Alzó la taza de té y bebió un trago. Se complacía en tomar té negro y fumar cigarrillos baratos como los hombres.

–¿Cree que permanecerá mucho tiempo en el hospital? –le pregunté.

–No tengo ni idea.

–¿Hasta cuándo deberé cuidar de él?

–Hasta que encontremos a alguien que te sustituya.

Por «alguien» se refería a una persona que el departamento pudiera contratar como auxiliar de enfermería. Aunque me molestaba la manera en que la secretaria me había asignado el trabajo, no repliqué. Hasta cierto punto, incluso me alegraba de que me hubieran encomendado esa tarea, pues de todos modos habría continuado yendo al hospital a diario.

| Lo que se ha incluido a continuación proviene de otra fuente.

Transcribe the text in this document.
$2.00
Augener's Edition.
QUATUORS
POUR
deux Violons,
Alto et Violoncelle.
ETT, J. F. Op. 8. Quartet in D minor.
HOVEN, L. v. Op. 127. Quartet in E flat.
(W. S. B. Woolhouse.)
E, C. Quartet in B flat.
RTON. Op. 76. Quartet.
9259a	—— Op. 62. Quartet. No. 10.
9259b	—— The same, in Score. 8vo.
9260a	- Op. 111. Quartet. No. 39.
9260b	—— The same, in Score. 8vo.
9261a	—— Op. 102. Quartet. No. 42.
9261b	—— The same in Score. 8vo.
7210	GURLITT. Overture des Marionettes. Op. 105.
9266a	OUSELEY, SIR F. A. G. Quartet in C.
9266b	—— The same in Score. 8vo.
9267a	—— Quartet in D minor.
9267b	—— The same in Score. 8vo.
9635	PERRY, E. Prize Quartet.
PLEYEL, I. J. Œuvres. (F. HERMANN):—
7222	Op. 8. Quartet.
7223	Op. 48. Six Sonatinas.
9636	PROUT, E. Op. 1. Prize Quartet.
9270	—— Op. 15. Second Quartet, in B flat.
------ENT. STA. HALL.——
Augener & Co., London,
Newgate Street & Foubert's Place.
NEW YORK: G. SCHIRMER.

Después de comer, mientras mis compañeros de habitación, Mantao y Huran, se echaban una siesta, me encaminé al cobertizo de las bicicletas, que se encontraba entre dos casas alargadas destinadas a residencia de estudiantes. Al contrario de las chicas, que recientemente se habían trasladado al nuevo edificio residencial situado dentro del recinto universitario, la mayoría de los estudiantes varones continuaba viviendo en las casas de una sola planta próximas a la entrada principal del campus. Saqué mi bicicleta Fénix y partí hacia el Hospital Central.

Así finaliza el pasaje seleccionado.